Customer Centric virou mais um desses termos chatos da moda que todo mundo repete, mas pouca gente pratica. Ele está muito bem colocado no discurso, na cultura, na parede… o cliente está sempre no centro. Na prática, quase nunca está.
Marcel Pinheiro, um publicitário amigo meu e um dos caras mais criativos que conheço, seguiu o conceito à risca quando demitiu a Anitta. Sim, a Anitta. O fenômeno de mídia, influência (sem entrar nesse mérito) e popularidade no Brasil inteiro. Quem não ia querer tê-la na sua campanha? O detalhe é que a campanha para qual a cantora havia sido “pré-contratada” era uma campanha de São João e ainda por cima para veiculação no Nordeste. Um nome de peso, uma escolha grande, cara, esteticamente impecável. Porém, completamente desalinhada com o contexto cultural de quem vive os festejos juninos. Alguém tem dúvida de que seria um fiasco? Não faltava investimento, não faltava produção. Faltou óculos conhecimento de mercado. Faltou centralidade no cliente.
Isso acontece porque muitas empresas ainda resolvem problemas da forma mais confortável para si mesmas, esperando agradar o cliente por tabela, enquanto o raciocínio deveria ser o oposto. É preciso resolver o problema do cliente da melhor forma possível, mesmo que isso gere desconforto interno. Parece o óbvio ululante, mas não é o que acontece.

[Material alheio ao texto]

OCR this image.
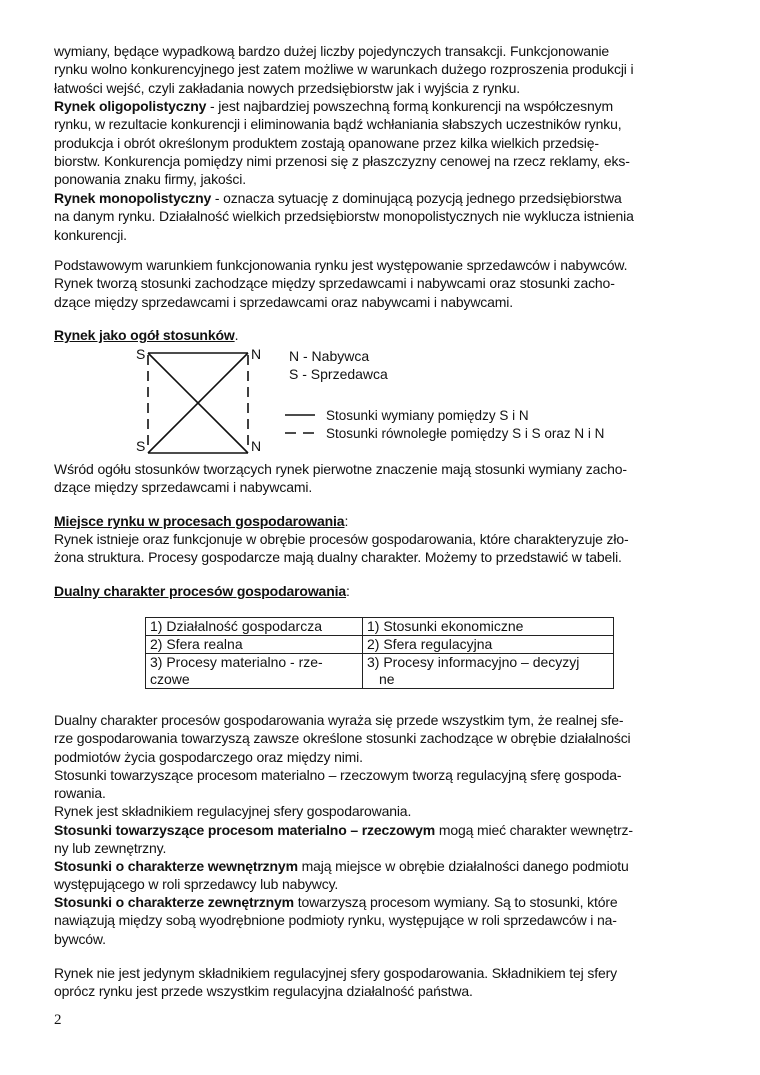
wymiany, będące wypadkową bardzo dużej liczby pojedynczych transakcji. Funkcjonowanie
rynku wolno konkurencyjnego jest zatem możliwe w warunkach dużego rozproszenia produkcji i
łatwości wejść, czyli zakładania nowych przedsiębiorstw jak i wyjścia z rynku.

Rynek oligopolistyczny - jest najbardziej powszechną formą konkurencji na współczesnym
rynku, w rezultacie konkurencji i eliminowania bądź wchłaniania słabszych uczestników rynku,
produkcja i obrót określonym produktem zostają opanowane przez kilka wielkich przedsię-
biorstw. Konkurencja pomiędzy nimi przenosi się z płaszczyzny cenowej na rzecz reklamy, eks-
ponowania znaku firmy, jakości.

Rynek monopolistyczny - oznacza sytuację z dominującą pozycją jednego przedsiębiorstwa
na danym rynku. Działalność wielkich przedsiębiorstw monopolistycznych nie wyklucza istnienia
konkurencji.

Podstawowym warunkiem funkcjonowania rynku jest występowanie sprzedawców i nabywców.
Rynek tworzą stosunki zachodzące między sprzedawcami i nabywcami oraz stosunki zacho-
dzące między sprzedawcami i sprzedawcami oraz nabywcami i nabywcami.

Rynek jako ogół stosunków.

S	N
S	N
N - Nabywca
S - Sprzedawca
Stosunki wymiany pomiędzy S i N
Stosunki równoległe pomiędzy S i S oraz N i N

Wśród ogółu stosunków tworzących rynek pierwotne znaczenie mają stosunki wymiany zacho-
dzące między sprzedawcami i nabywcami.

Miejsce rynku w procesach gospodarowania:

Rynek istnieje oraz funkcjonuje w obrębie procesów gospodarowania, które charakteryzuje zło-
żona struktura. Procesy gospodarcze mają dualny charakter. Możemy to przedstawić w tabeli.

Dualny charakter procesów gospodarowania:

1) Działalność gospodarcza	1) Stosunki ekonomiczne
2) Sfera realna	2) Sfera regulacyjna

3) Procesy materialno - rze-
czowe	3) Procesy informacyjno – decyzyj
ne

Dualny charakter procesów gospodarowania wyraża się przede wszystkim tym, że realnej sfe-
rze gospodarowania towarzyszą zawsze określone stosunki zachodzące w obrębie działalności
podmiotów życia gospodarczego oraz między nimi.
Stosunki towarzyszące procesom materialno – rzeczowym tworzą regulacyjną sferę gospoda-
rowania.
Rynek jest składnikiem regulacyjnej sfery gospodarowania.

Stosunki towarzyszące procesom materialno – rzeczowym mogą mieć charakter wewnętrz-
ny lub zewnętrzny.

Stosunki o charakterze wewnętrznym mają miejsce w obrębie działalności danego podmiotu
występującego w roli sprzedawcy lub nabywcy.

Stosunki o charakterze zewnętrznym towarzyszą procesom wymiany. Są to stosunki, które
nawiązują między sobą wyodrębnione podmioty rynku, występujące w roli sprzedawców i na-
bywców.

Rynek nie jest jedynym składnikiem regulacyjnej sfery gospodarowania. Składnikiem tej sfery
oprócz rynku jest przede wszystkim regulacyjna działalność państwa.

2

Lembro de uma situação simples que diz muito sobre isso. Minha afilhada, certa vez me perguntou qual era o meu trabalho. Ela tinha seis ou sete anos na época. Tentei adaptar a resposta de forma que ela compreendesse (focando no “meu cliente da vez”) e disse: “Eu trabalho com marketing. Faço aquelas propagandas da TV, do Youtube, sabe?!”.
Ela fez um silêncio de alguns segundos. Esboçou uma fala. Pensou um pouco e soltou: “Nossa! Mas por quê?!”
Eu quis morrer, claro. Fiz tal qual a Roberta Sá, de virada desci o queixo e ri amarelo.
Não foi provocação. Foi constatação. Para ela, propaganda não era conteúdo ou informação, nem entretenimento, muito menos valor. Era interrupção. Era chateação. Era algo que atrapalhava o desenho, o vídeo, a diversão. Ali estava um diagnóstico mais preciso do que muitos relatórios de pesquisa.
Quando João Branco (o do Méqui) diz que a melhor estratégia de marketing do mundo é se importar com o cliente, ele quer dizer se importar de verdade. O problema é que esse “de verdade” custa caro. Custa tempo, escuta e, principalmente, custa abrir mão do ego da marca e, talvez, por isso mesmo ainda seja raro.
A maioria das empresas acredita que já conhece o cliente. E essa crença é perigosa e até mortal, em alguns casos. Continuar achando que idade, classe social e localização explicam consumo é insistir num mapa antigo para navegar um território novo. Como Cristóvão Colombo que queria ir pras Índias e acabou chegando na América. Um pouquinho distante. "Navegar é preciso! Viver não é preciso." Rá! Rá! Rá! Imagine se não fosse. Pelo menos na parte da imprecisão do viver, Camões tinha razão.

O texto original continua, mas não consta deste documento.